Employee Stock Purchase Plans (ESPPs) are a benefit offered by over 50% of publicly traded companies, yet fewer than one-third of eligible participants use them. This often-overlooked benefit is a great way to grow your wealth. Unlike other types of stock plans such as Incentive Stock Options (ISOs) or Nonqualified Stock Options (NSOs), generally any full-time employee can participate in an ESPP. If you have already maximized your 401(k) contributions, the ESPP is a great way to further fuel your financial fire.

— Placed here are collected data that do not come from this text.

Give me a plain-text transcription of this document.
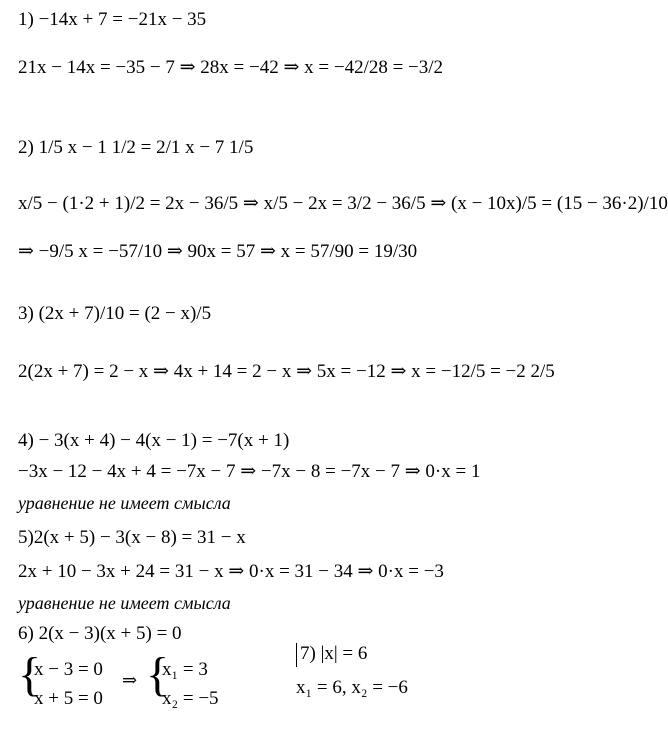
1) −14x + 7 = −21x − 35
21x − 14x = −35 − 7 ⇒ 28x = −42 ⇒ x = −42/28 = −3/2
2) 1/5 x − 1 1/2 = 2/1 x − 7 1/5
x/5 − (1·2 + 1)/2 = 2x − 36/5 ⇒ x/5 − 2x = 3/2 − 36/5 ⇒ (x − 10x)/5 = (15 − 36·2)/10
⇒ −9/5 x = −57/10 ⇒ 90x = 57 ⇒ x = 57/90 = 19/30
3) (2x + 7)/10 = (2 − x)/5
2(2x + 7) = 2 − x ⇒ 4x + 14 = 2 − x ⇒ 5x = −12 ⇒ x = −12/5 = −2 2/5
4) − 3(x + 4) − 4(x − 1) = −7(x + 1)
−3x − 12 − 4x + 4 = −7x − 7 ⇒ −7x − 8 = −7x − 7 ⇒ 0·x = 1
уравнение не имеет смысла
5)2(x + 5) − 3(x − 8) = 31 − x
2x + 10 − 3x + 24 = 31 − x ⇒ 0·x = 31 − 34 ⇒ 0·x = −3
уравнение не имеет смысла
6) 2(x − 3)(x + 5) = 0
{
x − 3 = 0
x + 5 = 0
⇒ {
x₁ = 3
x₂ = −5
7) |x| = 6
x₁ = 6, x₂ = −6
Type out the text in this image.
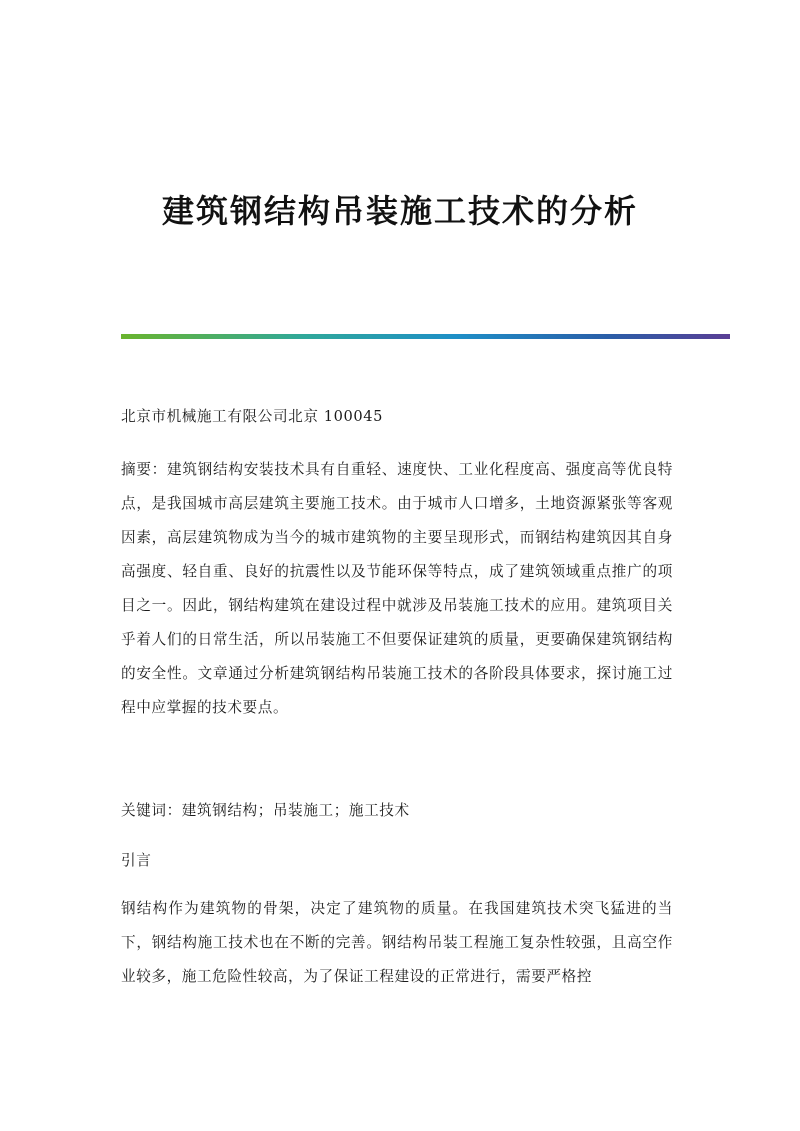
建筑钢结构吊装施工技术的分析
北京市机械施工有限公司北京 100045
摘要：建筑钢结构安装技术具有自重轻、速度快、工业化程度高、强度高等优良特点，是我国城市高层建筑主要施工技术。由于城市人口增多，土地资源紧张等客观因素，高层建筑物成为当今的城市建筑物的主要呈现形式，而钢结构建筑因其自身高强度、轻自重、良好的抗震性以及节能环保等特点，成了建筑领域重点推广的项目之一。因此，钢结构建筑在建设过程中就涉及吊装施工技术的应用。建筑项目关乎着人们的日常生活，所以吊装施工不但要保证建筑的质量，更要确保建筑钢结构的安全性。文章通过分析建筑钢结构吊装施工技术的各阶段具体要求，探讨施工过程中应掌握的技术要点。
关键词：建筑钢结构；吊装施工；施工技术
引言
钢结构作为建筑物的骨架，决定了建筑物的质量。在我国建筑技术突飞猛进的当下，钢结构施工技术也在不断的完善。钢结构吊装工程施工复杂性较强，且高空作业较多，施工危险性较高，为了保证工程建设的正常进行，需要严格控
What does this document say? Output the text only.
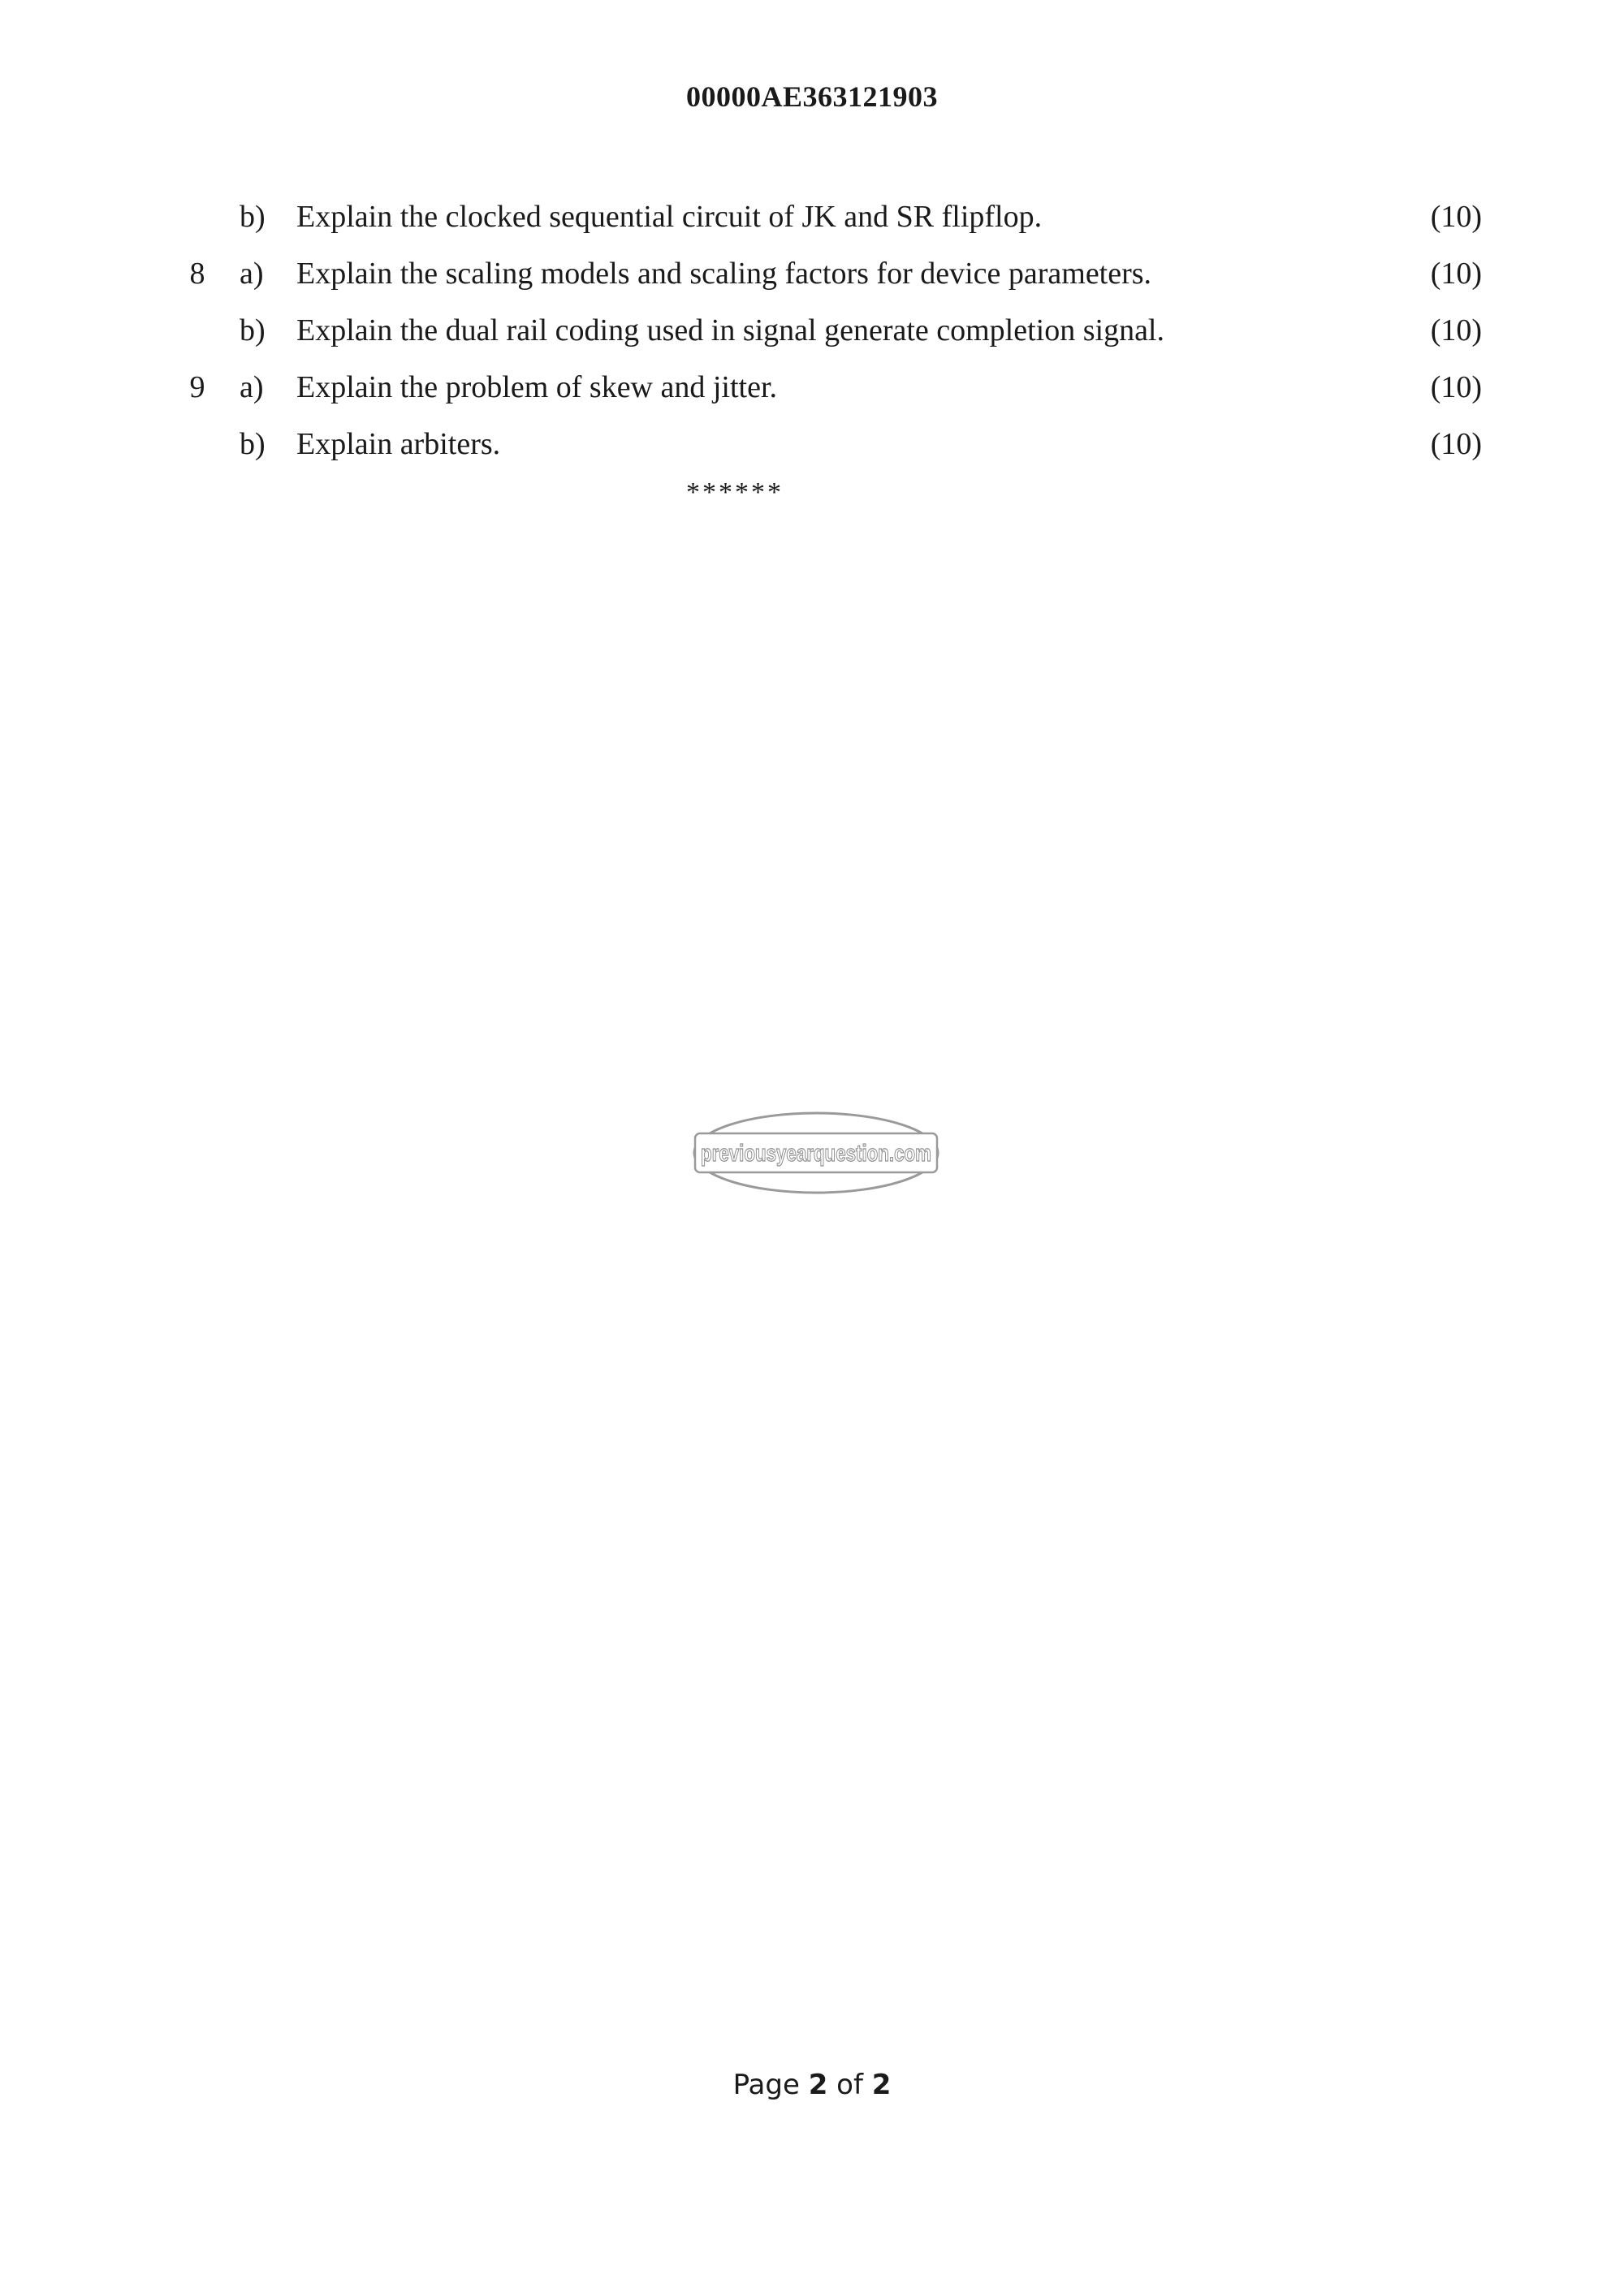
00000AE363121903
b)	Explain the clocked sequential circuit of JK and SR flipflop.	(10)
8 a)	Explain the scaling models and scaling factors for device parameters.	(10)
b)	Explain the dual rail coding used in signal generate completion signal.	(10)
9 a)	Explain the problem of skew and jitter.	(10)
b)	Explain arbiters.	(10)
******
previousyearquestion.com
Page 2 of 2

An ESPP allows employees the opportunity to purchase shares of company stock at a discount, typically between 5-15%, much higher than any savings account. To participate, enroll in the next offering of the plan and decide how much of your after-tax pay you want to earmark toward purchasing the stock. Purchase periods vary from one company to another but two six-month periods per year is common. Once you enroll, that portion of your pay is set aside to purchase stock. At the end of each plan period your savings are used to purchase the stock. The price you will pay for each share depends on the specifics of your company’s plan; it may either be the last day of the period or the lower of the first and last days, less your employee discount. You’ll receive the stock shares in a separate brokerage account and can choose to keep them or sell them. Taxes you owe depend on how long you hold the shares, the purchase price of the stock (after the discount), the closing price of the stock at the end of the plan period and the closing price of the stock at the beginning of the plan period. There are a few potential tax wrinkles but these are easily avoided. If you think you’ll want to have the funds for some other purpose within the next two years, sell the shares the day you receive them. You pay ordinary income tax on the discount you received on the shares. If you’re bullish on your company’s prospects and don’t need the funds right away, hold on to them until two years after the offering date of the plan. At this point, you again owe ordinary income on the gain from the discount but other gain is only subject to the more favorable long-term capital gains tax rates.
Risk is minimal for ESPPs. If you leave the company or change your mind about deferring money into the plan you can withdraw without penalty any time before the end of the plan period. The advantages, though, are clear. You can use the ESPP as a savings vehicle, an investing vehicle or both.